I hope it’ll end well this time although I had a feeling it will. I no longer felt nervous much to my delight.

By the way, what was I thinking about earlier before I got distracted? I knew it was something about a poem but I can’t remember it. The argument I had was messing up my mind despite the effort to forget that one too.

“You have a bold decision there if I might describe but then I don’t think you’ll hold onto it any time longer.” Lucas said all of a sudden and I felt offended.

“And why do you think I’ll do that?” I seethed at him.

He raised his eyebrow at me. “I just know it. Besides you’re the type who doesn’t stand up for his decision when the situation calls for it and then you’ll only take action when the guilt is too much for you to take.” he explained and it enraged me.

In a heartbeat, I already had him pinned on a bookshelf with both my hands grabbing him by the collar. I don’t know if I got mad because of him or was it because what he said was true?

“It’s none of your business. If you say another word, I’ll punch your already wounded lip.” I hissed at him however I received a grin instead.
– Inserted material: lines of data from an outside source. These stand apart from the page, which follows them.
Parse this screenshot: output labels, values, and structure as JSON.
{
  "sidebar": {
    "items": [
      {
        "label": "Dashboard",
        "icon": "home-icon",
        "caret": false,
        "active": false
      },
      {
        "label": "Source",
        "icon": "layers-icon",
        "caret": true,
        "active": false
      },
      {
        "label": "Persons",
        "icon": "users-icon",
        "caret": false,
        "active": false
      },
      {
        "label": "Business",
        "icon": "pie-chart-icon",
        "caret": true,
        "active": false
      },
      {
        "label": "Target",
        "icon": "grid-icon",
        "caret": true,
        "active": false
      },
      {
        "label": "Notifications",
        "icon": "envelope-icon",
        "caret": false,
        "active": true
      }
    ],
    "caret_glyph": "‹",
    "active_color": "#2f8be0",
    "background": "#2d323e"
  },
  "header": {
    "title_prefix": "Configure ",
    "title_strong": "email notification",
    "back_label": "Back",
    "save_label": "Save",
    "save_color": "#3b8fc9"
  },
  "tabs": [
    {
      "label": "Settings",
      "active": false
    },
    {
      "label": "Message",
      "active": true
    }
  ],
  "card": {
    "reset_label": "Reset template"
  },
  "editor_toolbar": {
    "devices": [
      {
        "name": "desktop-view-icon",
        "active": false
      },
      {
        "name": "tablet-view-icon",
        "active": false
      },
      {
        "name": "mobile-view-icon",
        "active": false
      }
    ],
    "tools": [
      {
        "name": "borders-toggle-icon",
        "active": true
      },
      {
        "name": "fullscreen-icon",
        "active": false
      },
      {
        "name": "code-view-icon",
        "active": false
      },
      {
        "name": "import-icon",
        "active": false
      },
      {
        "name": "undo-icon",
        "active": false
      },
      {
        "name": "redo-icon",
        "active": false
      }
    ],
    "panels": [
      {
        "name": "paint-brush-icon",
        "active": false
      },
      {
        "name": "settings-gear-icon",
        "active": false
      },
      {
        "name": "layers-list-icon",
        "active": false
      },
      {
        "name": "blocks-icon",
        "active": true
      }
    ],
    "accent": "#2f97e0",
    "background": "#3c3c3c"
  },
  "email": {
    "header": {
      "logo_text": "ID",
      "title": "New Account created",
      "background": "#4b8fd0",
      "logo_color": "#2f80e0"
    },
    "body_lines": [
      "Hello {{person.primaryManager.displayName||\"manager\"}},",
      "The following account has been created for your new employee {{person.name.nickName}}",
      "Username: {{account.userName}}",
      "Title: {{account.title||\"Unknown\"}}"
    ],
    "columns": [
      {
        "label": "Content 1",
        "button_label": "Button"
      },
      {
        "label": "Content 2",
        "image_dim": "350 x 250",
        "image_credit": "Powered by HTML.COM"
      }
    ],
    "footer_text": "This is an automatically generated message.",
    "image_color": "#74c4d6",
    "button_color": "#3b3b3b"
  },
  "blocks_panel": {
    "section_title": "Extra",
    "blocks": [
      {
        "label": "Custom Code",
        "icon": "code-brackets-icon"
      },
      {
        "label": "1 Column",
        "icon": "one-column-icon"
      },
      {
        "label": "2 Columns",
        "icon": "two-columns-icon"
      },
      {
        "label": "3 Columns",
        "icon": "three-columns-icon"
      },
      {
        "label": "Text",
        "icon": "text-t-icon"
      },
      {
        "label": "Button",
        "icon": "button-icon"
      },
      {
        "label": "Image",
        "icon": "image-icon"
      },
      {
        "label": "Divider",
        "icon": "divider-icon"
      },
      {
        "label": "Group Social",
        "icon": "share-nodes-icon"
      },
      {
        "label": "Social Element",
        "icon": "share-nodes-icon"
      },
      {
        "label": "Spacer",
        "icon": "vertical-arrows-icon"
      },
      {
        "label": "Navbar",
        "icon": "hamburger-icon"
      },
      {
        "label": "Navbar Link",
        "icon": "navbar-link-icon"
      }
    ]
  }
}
“Oh you think someone punched me?” he looked at me with amused eyes. “It’s a bite wound and would you like to know who bit me?” a smirk formed in his lips and somehow it made me boil with anger without a reason.

“Who?” curiosity got into me but my hands on his collar tightened like my instinct had already predicted who he was referring to.

Lucas made a taunting smile, “Julian,” he replied and my heart broke in his response.